Ghukasian and three senior members of the opposition Zharangutyun (Heritage) party were formally charged and remanded in pretrial custody on August 2. All of them except Ghukasian were released on bail in the following weeks.

Ghukasian’s lawyer, Karen Mezhlumian, said on Wednesday that he has again petitioned a district court in Yerevan to grant bail to his client.
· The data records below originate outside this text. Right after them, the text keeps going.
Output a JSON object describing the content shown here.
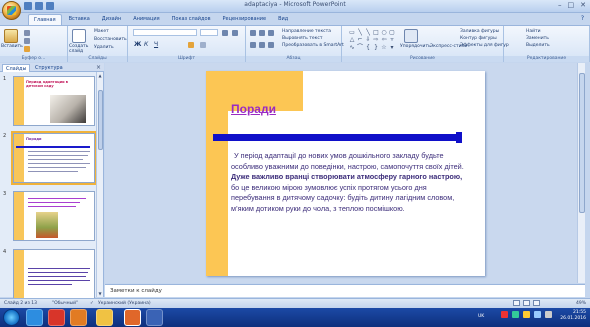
{
  "window": {
    "title": "adaptaciya - Microsoft PowerPoint",
    "min": "–",
    "max": "□",
    "close": "✕"
  },
  "ribbon": {
    "tabs": [
      "Главная",
      "Вставка",
      "Дизайн",
      "Анимация",
      "Показ слайдов",
      "Рецензирование",
      "Вид"
    ],
    "help": "?",
    "groups": {
      "clipboard": "Буфер о...",
      "slides": "Слайды",
      "font": "Шрифт",
      "paragraph": "Абзац",
      "drawing": "Рисование",
      "editing": "Редактирование"
    },
    "labels": {
      "paste": "Вставить",
      "create_slide": "Создать слайд",
      "layout": "Макет",
      "reset": "Восстановить",
      "delete": "Удалить",
      "text_direction": "Направление текста",
      "align_text": "Выровнять текст",
      "smartart": "Преобразовать в SmartArt",
      "arrange": "Упорядочить",
      "quick_styles": "Экспресс-стили",
      "shape_fill": "Заливка фигуры",
      "shape_outline": "Контур фигуры",
      "shape_effects": "Эффекты для фигур",
      "find": "Найти",
      "replace": "Заменить",
      "select": "Выделить"
    }
  },
  "left_pane": {
    "tab_slides": "Слайды",
    "tab_outline": "Структура",
    "close": "×",
    "thumbs": [
      {
        "num": "1",
        "title": "Период адаптации в детском саду"
      },
      {
        "num": "2",
        "title": "Поради"
      },
      {
        "num": "3",
        "title": ""
      },
      {
        "num": "4",
        "title": ""
      }
    ]
  },
  "slide": {
    "title": "Поради",
    "para1": "У період адаптації до нових умов дошкільного закладу будьте особливо уважними до поведінки, настрою, самопочуття своїх дітей.",
    "para2_bold": "Дуже важливо вранці створювати атмосферу гарного настрою,",
    "para2_rest": " бо це великою мірою зумовлює успіх протягом усього дня перебування в дитячому садочку: будіть дитину лагідним словом, м’яким дотиком руки до чола, з теплою посмішкою."
  },
  "notes": {
    "placeholder": "Заметки к слайду"
  },
  "status": {
    "slide_counter": "Слайд 2 из 13",
    "theme": "\"Обычный\"",
    "language": "Украинский (Украина)",
    "zoom": "49%"
  },
  "taskbar": {
    "lang": "UK",
    "time": "21:55",
    "date": "26.01.2016"
  },
  "colors": {
    "title": "#9a2bc3",
    "accent_gold": "#fcc654",
    "accent_blue": "#1010c9",
    "body_text": "#3c2d7a"
  }
}
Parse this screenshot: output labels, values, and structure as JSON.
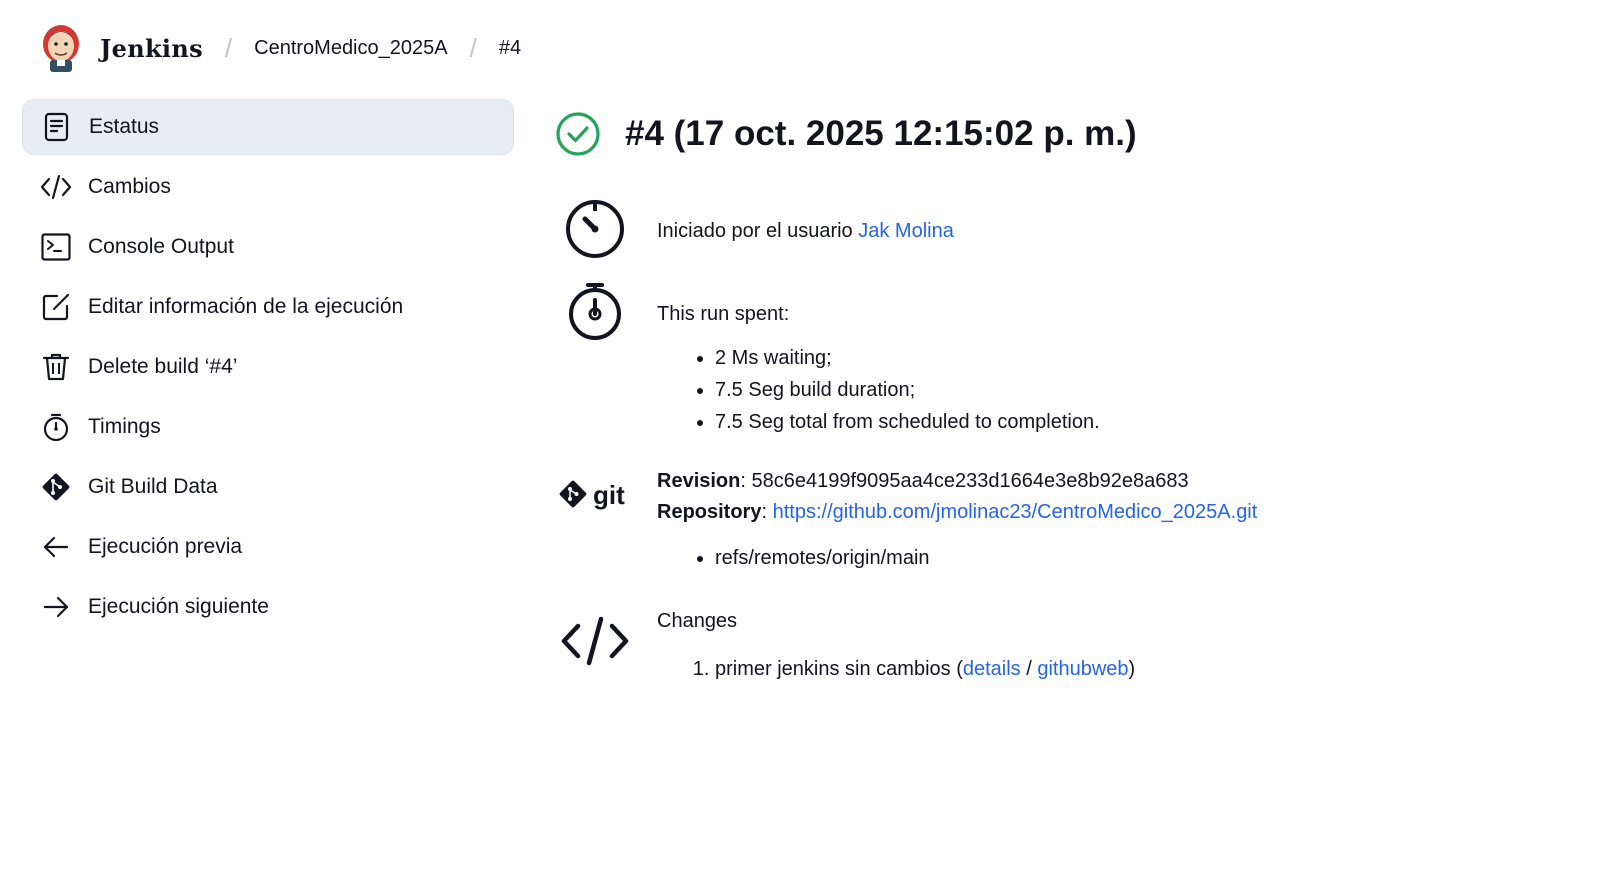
{
  "header": {
    "brand": "Jenkins",
    "breadcrumbs": [
      "CentroMedico_2025A",
      "#4"
    ]
  },
  "sidebar": {
    "items": [
      {
        "label": "Estatus",
        "icon": "document-icon",
        "active": true
      },
      {
        "label": "Cambios",
        "icon": "code-icon"
      },
      {
        "label": "Console Output",
        "icon": "terminal-icon"
      },
      {
        "label": "Editar información de la ejecución",
        "icon": "edit-icon"
      },
      {
        "label": "Delete build ‘#4’",
        "icon": "trash-icon"
      },
      {
        "label": "Timings",
        "icon": "stopwatch-icon"
      },
      {
        "label": "Git Build Data",
        "icon": "git-icon"
      },
      {
        "label": "Ejecución previa",
        "icon": "arrow-left-icon"
      },
      {
        "label": "Ejecución siguiente",
        "icon": "arrow-right-icon"
      }
    ]
  },
  "main": {
    "title": "#4 (17 oct. 2025 12:15:02 p. m.)",
    "status_color": "#22a559",
    "started_by_prefix": "Iniciado por el usuario ",
    "started_by_user": "Jak Molina",
    "run_spent_label": "This run spent:",
    "run_spent_items": [
      "2 Ms waiting;",
      "7.5 Seg build duration;",
      "7.5 Seg total from scheduled to completion."
    ],
    "git": {
      "logo_text": "git",
      "revision_label": "Revision",
      "revision_value": "58c6e4199f9095aa4ce233d1664e3e8b92e8a683",
      "repository_label": "Repository",
      "repository_url": "https://github.com/jmolinac23/CentroMedico_2025A.git",
      "branches": [
        "refs/remotes/origin/main"
      ]
    },
    "changes": {
      "label": "Changes",
      "items": [
        {
          "message": "primer jenkins sin cambios",
          "details_label": "details",
          "web_label": "githubweb"
        }
      ]
    }
  }
}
The court is scheduled to hold a hearing on the appeal on September 8, he said.

In the meantime, the lawyer went on, Ghukasian has no intention to end the hunger strike which began on July 30. He described the oppositionist’s condition as “satisfactory,” saying that it is monitored by prison doctors on a daily basis.

Ghukasian’s wife, Anahit Tarkhanian, expressed serious concern over his condition, saying that even if he stops refusing food now he will have trouble regaining his health in jail.
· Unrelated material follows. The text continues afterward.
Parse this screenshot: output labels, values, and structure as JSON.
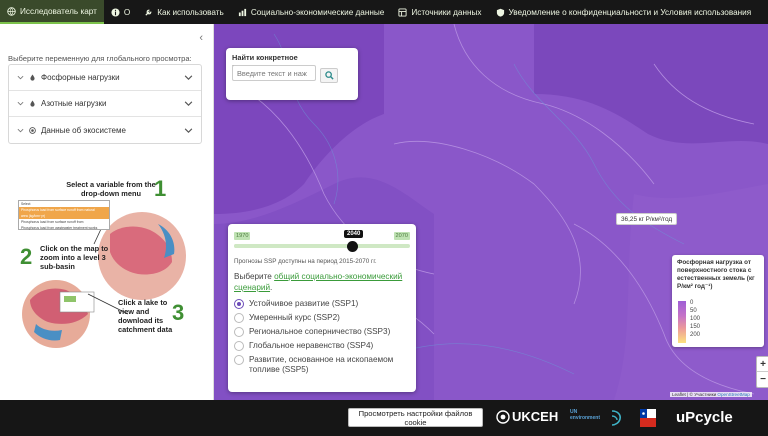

Ghukasian was already on a hunger strike for 29 days in the run-up to Armenia’s 2013 presidential election which he contested as a maverick candidate.

Speaking to RFE/RL’s Armenian service (Azatutyun.am), Tarkhanian also complained that neither she nor any other family member has been allowed to visit her husband in custody so far. Nor is he allowed to phone or send them letters, she said.

Zharangutyun has repeatedly demanded the release of Ghukasian and other oppositionists, describing them as political prisoners. The opposition party has also voiced support for gunmen that stormed the police facility on July 17 to demand President Serzh Sarkisian’s resignation.

The gunmen affiliated with a more radical opposition group surrendered to security forces after a two-week standoff that left three police officers dead.